With representatives from WHO-signatory countries set to convene in Panama for the 10th Conference of the Parties this year, where “novel and emerging tobacco and nicotine products” will be a major topic, the Philippines’ Vape Law has injected momentum into the harm reduction conversation.

The law’s impact is already tangible in the Philippines, with over a million former smokers transitioning to smoke-free products to reduce their exposure to harmful smoke.

Dr.

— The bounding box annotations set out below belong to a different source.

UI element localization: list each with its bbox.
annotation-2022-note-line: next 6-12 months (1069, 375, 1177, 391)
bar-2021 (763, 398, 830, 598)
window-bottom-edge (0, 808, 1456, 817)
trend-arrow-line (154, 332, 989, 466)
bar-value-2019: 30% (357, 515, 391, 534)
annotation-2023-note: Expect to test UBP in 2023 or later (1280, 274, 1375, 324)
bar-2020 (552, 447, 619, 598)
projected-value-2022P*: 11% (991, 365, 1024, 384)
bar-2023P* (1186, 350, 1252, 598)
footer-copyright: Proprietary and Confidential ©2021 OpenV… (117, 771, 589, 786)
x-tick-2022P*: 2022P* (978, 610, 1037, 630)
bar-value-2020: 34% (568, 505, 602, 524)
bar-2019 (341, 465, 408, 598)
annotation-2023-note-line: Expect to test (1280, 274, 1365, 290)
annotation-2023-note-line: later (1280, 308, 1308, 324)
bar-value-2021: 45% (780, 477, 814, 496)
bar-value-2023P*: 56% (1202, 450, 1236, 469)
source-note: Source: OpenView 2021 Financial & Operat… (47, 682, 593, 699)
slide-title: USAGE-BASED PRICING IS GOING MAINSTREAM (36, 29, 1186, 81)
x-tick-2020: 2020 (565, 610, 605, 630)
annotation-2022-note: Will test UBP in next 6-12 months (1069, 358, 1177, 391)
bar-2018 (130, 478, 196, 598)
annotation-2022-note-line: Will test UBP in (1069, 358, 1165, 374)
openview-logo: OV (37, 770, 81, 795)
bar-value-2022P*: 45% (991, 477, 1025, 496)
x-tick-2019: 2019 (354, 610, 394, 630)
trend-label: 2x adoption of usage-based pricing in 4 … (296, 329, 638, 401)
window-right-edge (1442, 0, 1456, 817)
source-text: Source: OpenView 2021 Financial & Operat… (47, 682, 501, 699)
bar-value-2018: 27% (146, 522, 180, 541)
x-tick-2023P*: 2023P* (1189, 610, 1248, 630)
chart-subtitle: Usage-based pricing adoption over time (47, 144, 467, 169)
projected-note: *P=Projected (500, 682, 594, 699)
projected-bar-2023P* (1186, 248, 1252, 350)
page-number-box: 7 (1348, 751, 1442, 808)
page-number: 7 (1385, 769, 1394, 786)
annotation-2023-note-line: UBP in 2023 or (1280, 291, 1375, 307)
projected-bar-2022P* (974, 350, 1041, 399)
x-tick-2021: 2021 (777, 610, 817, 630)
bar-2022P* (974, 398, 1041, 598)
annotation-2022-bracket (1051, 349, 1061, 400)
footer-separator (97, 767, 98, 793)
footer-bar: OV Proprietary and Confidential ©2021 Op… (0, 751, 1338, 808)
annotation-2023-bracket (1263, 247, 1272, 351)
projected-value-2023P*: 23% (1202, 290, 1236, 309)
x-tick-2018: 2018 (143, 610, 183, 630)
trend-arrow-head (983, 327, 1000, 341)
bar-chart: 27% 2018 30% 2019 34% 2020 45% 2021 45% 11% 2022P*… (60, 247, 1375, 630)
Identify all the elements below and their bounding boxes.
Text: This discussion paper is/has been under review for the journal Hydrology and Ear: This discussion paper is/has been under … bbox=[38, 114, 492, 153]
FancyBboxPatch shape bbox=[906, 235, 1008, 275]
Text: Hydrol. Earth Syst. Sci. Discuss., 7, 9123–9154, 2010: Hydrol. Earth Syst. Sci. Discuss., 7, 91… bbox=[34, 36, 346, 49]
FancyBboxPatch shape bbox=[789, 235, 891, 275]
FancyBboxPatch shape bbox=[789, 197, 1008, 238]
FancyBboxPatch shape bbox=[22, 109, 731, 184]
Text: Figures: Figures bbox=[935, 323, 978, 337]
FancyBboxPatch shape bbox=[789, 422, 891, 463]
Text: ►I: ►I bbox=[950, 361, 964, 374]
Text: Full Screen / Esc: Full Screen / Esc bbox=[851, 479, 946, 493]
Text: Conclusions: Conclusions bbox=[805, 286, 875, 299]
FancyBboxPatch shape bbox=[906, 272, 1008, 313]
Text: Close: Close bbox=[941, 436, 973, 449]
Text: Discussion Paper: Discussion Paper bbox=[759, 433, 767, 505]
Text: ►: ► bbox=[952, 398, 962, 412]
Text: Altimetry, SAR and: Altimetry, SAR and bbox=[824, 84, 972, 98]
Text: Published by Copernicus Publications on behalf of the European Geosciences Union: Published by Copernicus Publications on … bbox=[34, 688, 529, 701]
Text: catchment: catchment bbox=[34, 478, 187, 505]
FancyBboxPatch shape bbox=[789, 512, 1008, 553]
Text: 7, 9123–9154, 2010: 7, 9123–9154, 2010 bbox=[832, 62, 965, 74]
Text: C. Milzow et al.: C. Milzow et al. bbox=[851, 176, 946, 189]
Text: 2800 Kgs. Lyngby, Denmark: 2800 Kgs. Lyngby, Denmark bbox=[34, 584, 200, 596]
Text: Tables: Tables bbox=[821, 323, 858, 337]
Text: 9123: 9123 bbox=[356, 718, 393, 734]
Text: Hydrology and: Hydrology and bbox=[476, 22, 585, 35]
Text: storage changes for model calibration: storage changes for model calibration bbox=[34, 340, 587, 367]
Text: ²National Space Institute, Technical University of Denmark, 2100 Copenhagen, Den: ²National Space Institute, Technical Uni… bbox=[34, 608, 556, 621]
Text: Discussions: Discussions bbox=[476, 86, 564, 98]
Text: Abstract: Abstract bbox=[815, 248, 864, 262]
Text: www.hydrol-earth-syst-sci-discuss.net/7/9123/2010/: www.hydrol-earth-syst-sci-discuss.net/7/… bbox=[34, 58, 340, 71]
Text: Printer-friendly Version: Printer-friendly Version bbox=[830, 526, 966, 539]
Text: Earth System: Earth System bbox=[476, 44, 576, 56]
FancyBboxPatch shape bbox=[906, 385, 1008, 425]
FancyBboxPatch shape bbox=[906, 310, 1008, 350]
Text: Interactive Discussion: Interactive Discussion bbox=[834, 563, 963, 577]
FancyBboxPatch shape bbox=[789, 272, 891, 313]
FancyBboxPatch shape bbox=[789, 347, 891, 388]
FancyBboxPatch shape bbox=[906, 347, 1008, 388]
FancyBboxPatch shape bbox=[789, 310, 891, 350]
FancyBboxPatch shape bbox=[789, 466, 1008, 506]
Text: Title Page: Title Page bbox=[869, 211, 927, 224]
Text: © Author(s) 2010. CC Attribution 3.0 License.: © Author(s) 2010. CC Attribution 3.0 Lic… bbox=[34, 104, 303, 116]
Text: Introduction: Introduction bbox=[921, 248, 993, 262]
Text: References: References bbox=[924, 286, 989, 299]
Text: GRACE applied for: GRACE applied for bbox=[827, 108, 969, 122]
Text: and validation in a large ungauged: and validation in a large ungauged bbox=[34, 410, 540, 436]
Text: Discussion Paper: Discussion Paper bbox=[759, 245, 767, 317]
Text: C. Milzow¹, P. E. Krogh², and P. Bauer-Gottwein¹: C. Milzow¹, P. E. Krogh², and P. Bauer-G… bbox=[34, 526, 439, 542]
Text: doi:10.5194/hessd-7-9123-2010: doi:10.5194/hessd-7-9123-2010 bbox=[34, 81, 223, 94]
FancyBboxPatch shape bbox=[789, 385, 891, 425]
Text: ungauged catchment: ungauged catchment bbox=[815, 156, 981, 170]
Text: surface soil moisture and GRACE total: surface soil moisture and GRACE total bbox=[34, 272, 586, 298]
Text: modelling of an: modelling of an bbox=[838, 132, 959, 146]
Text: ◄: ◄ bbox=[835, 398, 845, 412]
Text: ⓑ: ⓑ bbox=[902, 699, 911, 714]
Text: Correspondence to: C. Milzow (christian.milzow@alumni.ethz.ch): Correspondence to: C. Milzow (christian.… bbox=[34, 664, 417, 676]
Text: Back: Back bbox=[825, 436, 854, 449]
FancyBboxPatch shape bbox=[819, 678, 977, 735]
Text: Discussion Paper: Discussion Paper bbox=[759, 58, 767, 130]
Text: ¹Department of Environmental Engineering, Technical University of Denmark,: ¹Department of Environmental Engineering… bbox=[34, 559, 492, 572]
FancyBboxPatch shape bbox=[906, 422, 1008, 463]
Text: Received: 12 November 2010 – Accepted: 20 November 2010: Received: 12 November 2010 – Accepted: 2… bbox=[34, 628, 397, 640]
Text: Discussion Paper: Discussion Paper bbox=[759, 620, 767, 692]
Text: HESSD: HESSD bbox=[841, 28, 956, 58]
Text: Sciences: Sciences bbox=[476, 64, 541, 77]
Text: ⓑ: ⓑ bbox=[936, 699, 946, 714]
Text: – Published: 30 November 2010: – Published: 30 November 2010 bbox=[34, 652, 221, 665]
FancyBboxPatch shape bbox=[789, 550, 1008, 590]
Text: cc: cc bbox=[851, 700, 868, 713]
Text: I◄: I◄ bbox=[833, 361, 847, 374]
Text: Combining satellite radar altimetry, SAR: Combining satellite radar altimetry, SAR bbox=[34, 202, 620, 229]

Mata, drawing on his 40 years of medical experience, underscored the need for such alternatives: “For smokers stuck with the deadliest product in the market, less harmful options offer a pragmatic lifeline.”

“I have been a doctor for over 40 years, and I know how difficult it is for smokers when they have no alternatives that are less harmful. They get stuck with the deadliest product in the market,” he said. “After conducting studies ourselves, we were convinced that the use of vaporized nicotine and non-nicotine products was definitely less harmful [than smoking combustible cigarettes] and could be considered a pragmatic middle ground to which we should bring our current adult cigarette smokers.”

The Philippines’ Vape Law, backed by robust scientific evidence and international support, marks a significant step towards a more nuanced and potentially life-saving approach to tobacco control.

Supporters of the law are convinced that vaporized nicotine and non-nicotine products (VNNPs) and novel tobacco products should be regulated and taxed differently from cigarettes to encourage adult smokers to switch to these products.